Structs are Better?

“Going to the big class hierarchy is again, you write more code than you need to, and you get too much connection between different parts. I particularly dislike classes with a lot of get and set functions. That is often an indication that it shouldn't have been a class in the first place. It's just a data structure. And if it really is a data structure, make it a data structure.” [1]

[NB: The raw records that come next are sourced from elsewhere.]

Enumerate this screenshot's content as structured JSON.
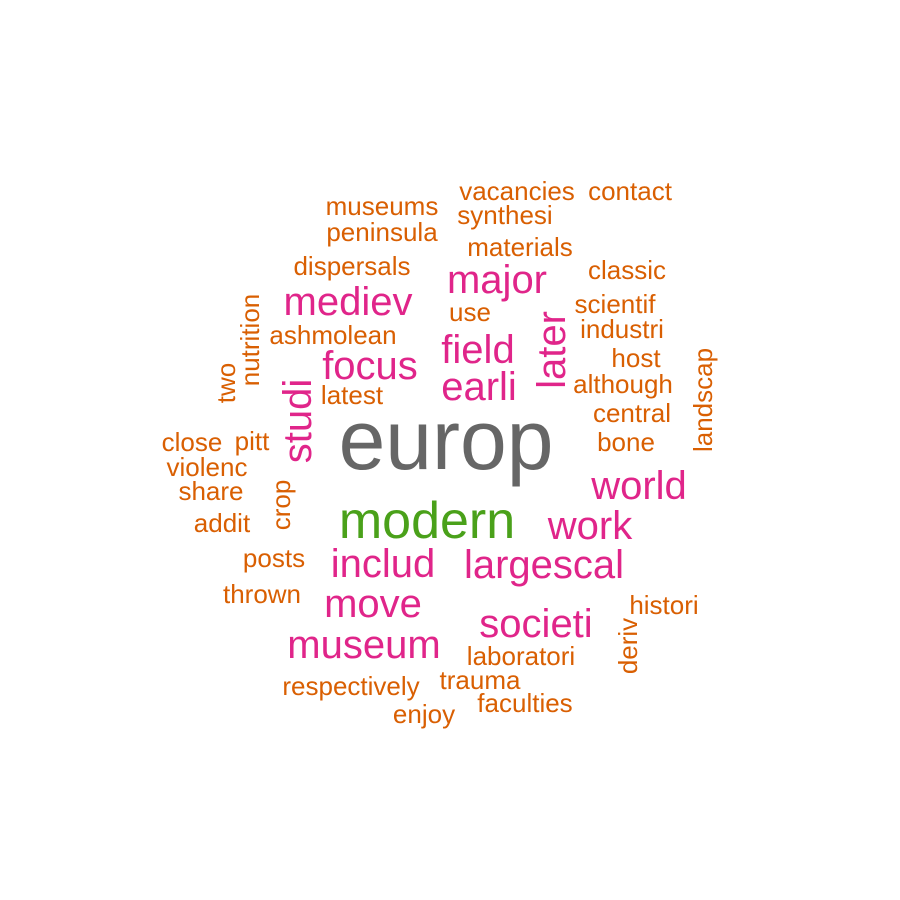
{
  "colors": {
    "grey": "#666666",
    "green": "#4aa11a",
    "pink": "#e0258a",
    "orange": "#d95f02"
  },
  "words": {
    "europ": "europ",
    "modern": "modern",
    "major": "major",
    "mediev": "mediev",
    "field": "field",
    "focus": "focus",
    "earli": "earli",
    "later": "later",
    "studi": "studi",
    "world": "world",
    "work": "work",
    "includ": "includ",
    "largescal": "largescal",
    "move": "move",
    "societi": "societi",
    "museum": "museum",
    "vacancies": "vacancies",
    "contact": "contact",
    "museums": "museums",
    "synthesi": "synthesi",
    "peninsula": "peninsula",
    "materials": "materials",
    "dispersals": "dispersals",
    "classic": "classic",
    "nutrition": "nutrition",
    "scientif": "scientif",
    "use": "use",
    "ashmolean": "ashmolean",
    "industri": "industri",
    "landscap": "landscap",
    "host": "host",
    "two": "two",
    "although": "although",
    "latest": "latest",
    "central": "central",
    "close": "close",
    "pitt": "pitt",
    "bone": "bone",
    "violenc": "violenc",
    "share": "share",
    "crop": "crop",
    "addit": "addit",
    "posts": "posts",
    "thrown": "thrown",
    "histori": "histori",
    "deriv": "deriv",
    "laboratori": "laboratori",
    "trauma": "trauma",
    "respectively": "respectively",
    "faculties": "faculties",
    "enjoy": "enjoy"
  }
}
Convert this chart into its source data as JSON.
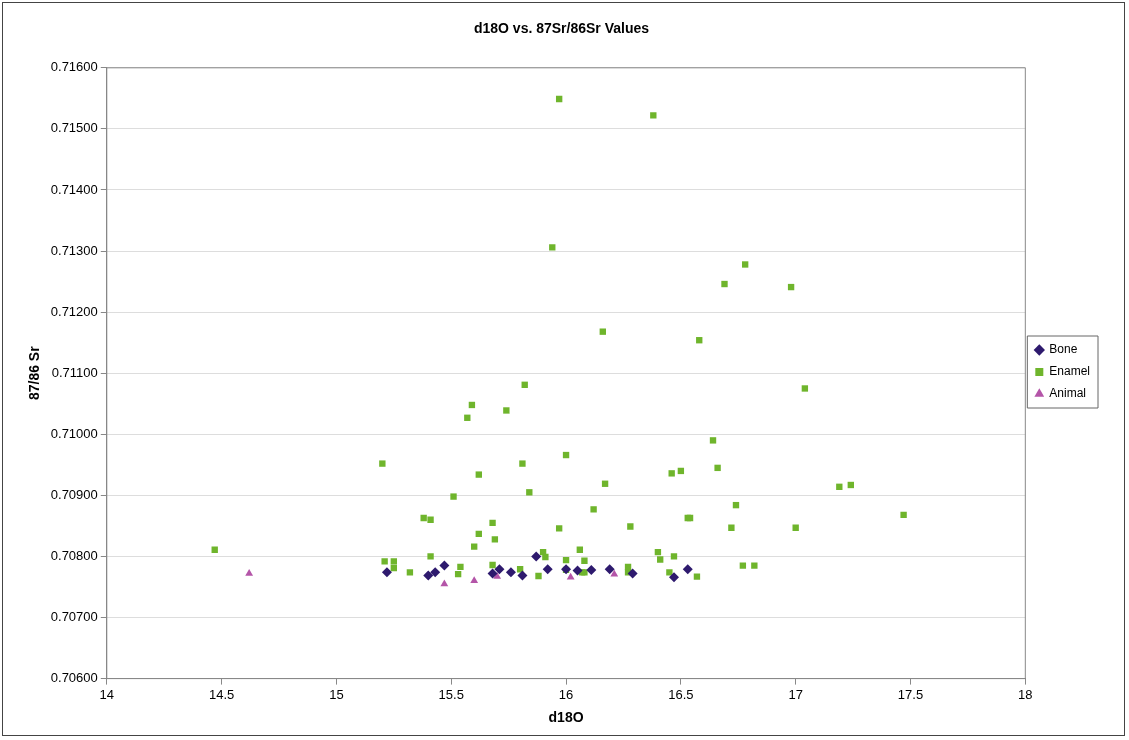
{
  "chart_data": {
    "type": "scatter",
    "title": "d18O vs. 87Sr/86Sr Values",
    "xlabel": "d18O",
    "ylabel": "87/86 Sr",
    "xlim": [
      14,
      18
    ],
    "xticks": [
      14,
      14.5,
      15,
      15.5,
      16,
      16.5,
      17,
      17.5,
      18
    ],
    "ylim": [
      0.706,
      0.716
    ],
    "yticks": [
      {
        "value": 0.706,
        "label": "0.70600"
      },
      {
        "value": 0.707,
        "label": "0.70700"
      },
      {
        "value": 0.708,
        "label": "0.70800"
      },
      {
        "value": 0.709,
        "label": "0.70900"
      },
      {
        "value": 0.71,
        "label": "0.71000"
      },
      {
        "value": 0.711,
        "label": "0.71100"
      },
      {
        "value": 0.712,
        "label": "0.71200"
      },
      {
        "value": 0.713,
        "label": "0.71300"
      },
      {
        "value": 0.714,
        "label": "0.71400"
      },
      {
        "value": 0.715,
        "label": "0.71500"
      },
      {
        "value": 0.716,
        "label": "0.71600"
      }
    ],
    "grid": "y",
    "legend": "right",
    "series": [
      {
        "name": "Bone",
        "color": "#2e1a6e",
        "marker": "diamond",
        "x": [
          15.22,
          15.4,
          15.43,
          15.47,
          15.68,
          15.71,
          15.76,
          15.81,
          15.87,
          15.92,
          16.0,
          16.05,
          16.11,
          16.19,
          16.29,
          16.47,
          16.53
        ],
        "values": [
          0.70774,
          0.70769,
          0.70774,
          0.70785,
          0.70772,
          0.70779,
          0.70774,
          0.70769,
          0.708,
          0.70779,
          0.70779,
          0.70777,
          0.70778,
          0.70779,
          0.70772,
          0.70766,
          0.70779
        ]
      },
      {
        "name": "Enamel",
        "color": "#6fb52c",
        "marker": "square",
        "x": [
          14.47,
          15.2,
          15.21,
          15.25,
          15.25,
          15.32,
          15.38,
          15.41,
          15.41,
          15.51,
          15.53,
          15.54,
          15.57,
          15.59,
          15.6,
          15.62,
          15.62,
          15.68,
          15.69,
          15.68,
          15.74,
          15.82,
          15.81,
          15.8,
          15.84,
          15.88,
          15.9,
          15.91,
          15.94,
          15.97,
          15.97,
          16.0,
          16.0,
          16.0,
          16.06,
          16.07,
          16.08,
          16.08,
          16.12,
          16.16,
          16.17,
          16.28,
          16.27,
          16.27,
          16.38,
          16.4,
          16.41,
          16.45,
          16.47,
          16.46,
          16.5,
          16.53,
          16.54,
          16.57,
          16.58,
          16.64,
          16.66,
          16.69,
          16.72,
          16.74,
          16.77,
          16.78,
          16.82,
          16.98,
          17.0,
          17.04,
          17.19,
          17.24,
          17.47
        ],
        "values": [
          0.70811,
          0.70952,
          0.70792,
          0.70792,
          0.70781,
          0.70774,
          0.70863,
          0.7086,
          0.708,
          0.70898,
          0.70771,
          0.70783,
          0.71027,
          0.71048,
          0.70816,
          0.70837,
          0.70934,
          0.70855,
          0.70828,
          0.70786,
          0.71039,
          0.71081,
          0.70952,
          0.70779,
          0.70905,
          0.70768,
          0.70807,
          0.70799,
          0.71306,
          0.71549,
          0.70846,
          0.70966,
          0.70794,
          0.70778,
          0.70811,
          0.70774,
          0.70793,
          0.70774,
          0.70877,
          0.71168,
          0.70919,
          0.70849,
          0.70783,
          0.70774,
          0.71522,
          0.70807,
          0.70795,
          0.70774,
          0.708,
          0.70936,
          0.7094,
          0.70863,
          0.70863,
          0.70767,
          0.71154,
          0.7099,
          0.70945,
          0.71246,
          0.70847,
          0.70884,
          0.70785,
          0.71278,
          0.70785,
          0.71241,
          0.70847,
          0.71075,
          0.70914,
          0.70917,
          0.70868
        ]
      },
      {
        "name": "Animal",
        "color": "#b455a8",
        "marker": "triangle",
        "x": [
          14.62,
          15.47,
          15.6,
          15.7,
          16.02,
          16.21
        ],
        "values": [
          0.70772,
          0.70755,
          0.7076,
          0.70767,
          0.70766,
          0.70771
        ]
      }
    ]
  }
}
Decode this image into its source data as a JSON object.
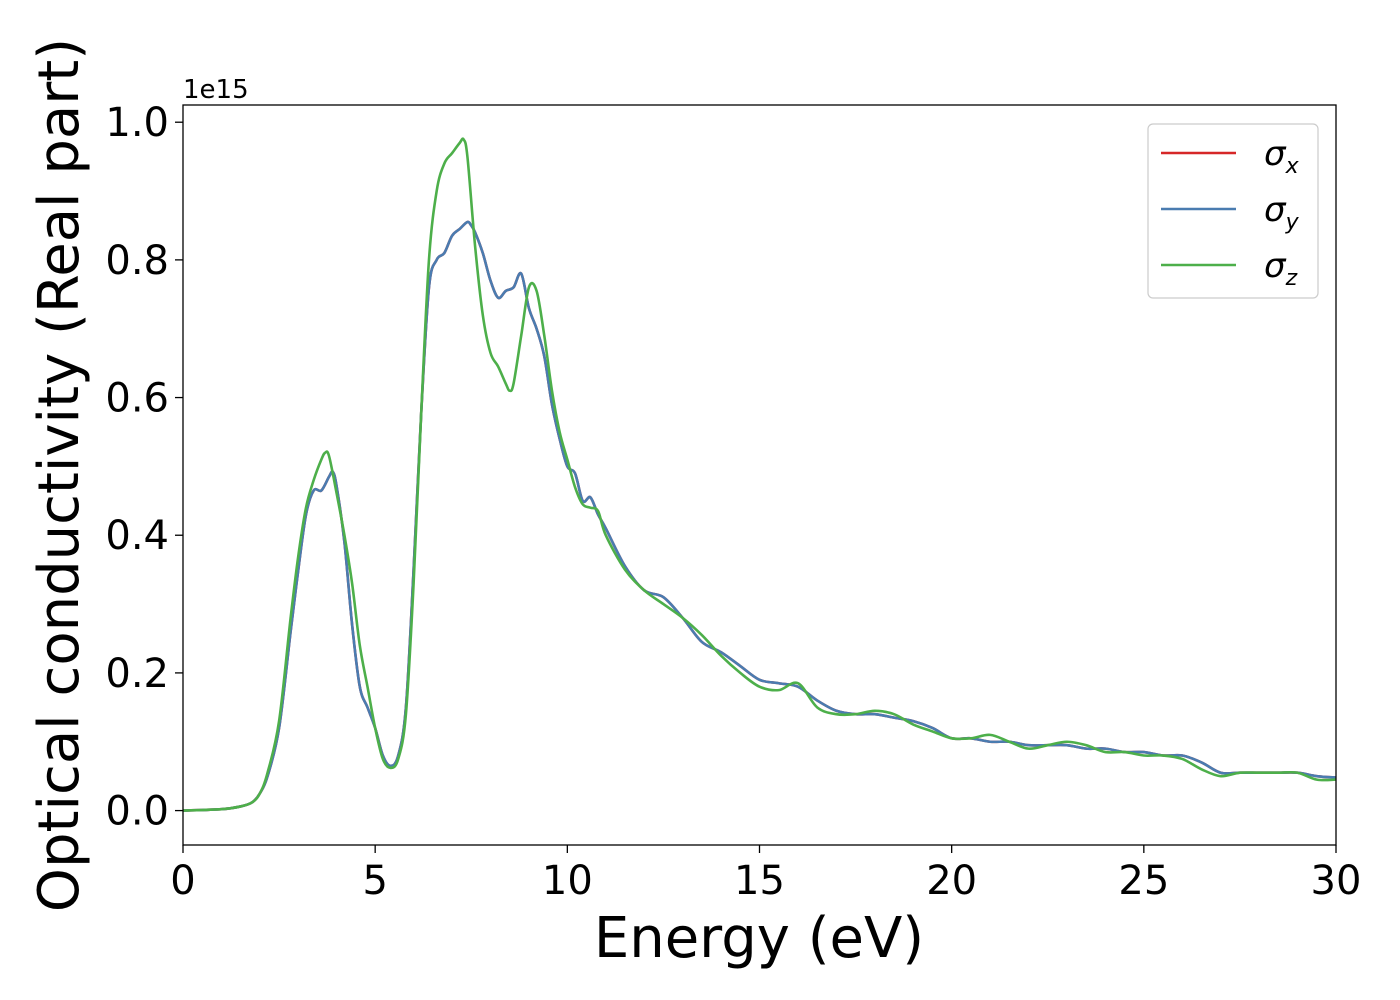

Now, this is something I have been thinking about a bit lately. I know the OO school of thought tells us that we should always hide fields behind properties, but there are cases when it is just so much easier to bypass the properties. Mainly, this seems to be with classes that aren't really pieces of my code, they are (de)serialization intermediates. For example, classes that map to xml serialized configuration files. Or how about classes used to exchange messages via a webservice which, by definition, don't really contain logic anyway. Part of me says, just leave the fields in there, but then another part of me says, what if I wanted to add validation logic to my message class' properties (even if it is automatically generated by VS.NET to check required values according to the XSD or something)? I expect this debate will only get hotter as SOA and xml serialization become more common topics.

[1] The C++ Style Sweet Spot. Stroustrup, Bjarne. http://www.artima.com/intv/goldilocks2.html

4 Comments

  • I've also been trying to grasp proper OO design methods. Structs vs classes, etc.

  • From a less philosophical and more practical perspective, I tend to prefer properties in .NET because of the framework's generally poor support for databinding to fields. That's one of the reasons that I dislike WSDL.EXE's field-base web service proxies (so much that I've actually written a replacement that generates properties instead).



    Truth be told, I've never even tried data binding to a struct.



  • the problem with a "bare nekkid struct" is that you have to then be 100% sure that every access to that struct only writes valid data.



    so how many times do you want to check that? in how many files?



    do you then ship a .dll that does this for third party callers? or do you trust them?



    IMHO build a class / type and use the rule:



    do not trust input, assume it's evil and trying to hose your code.



    then we can stop having buffer overwrites and other simple but dangerours hacks and bugs.

  • i can make member functions in struct, is it true?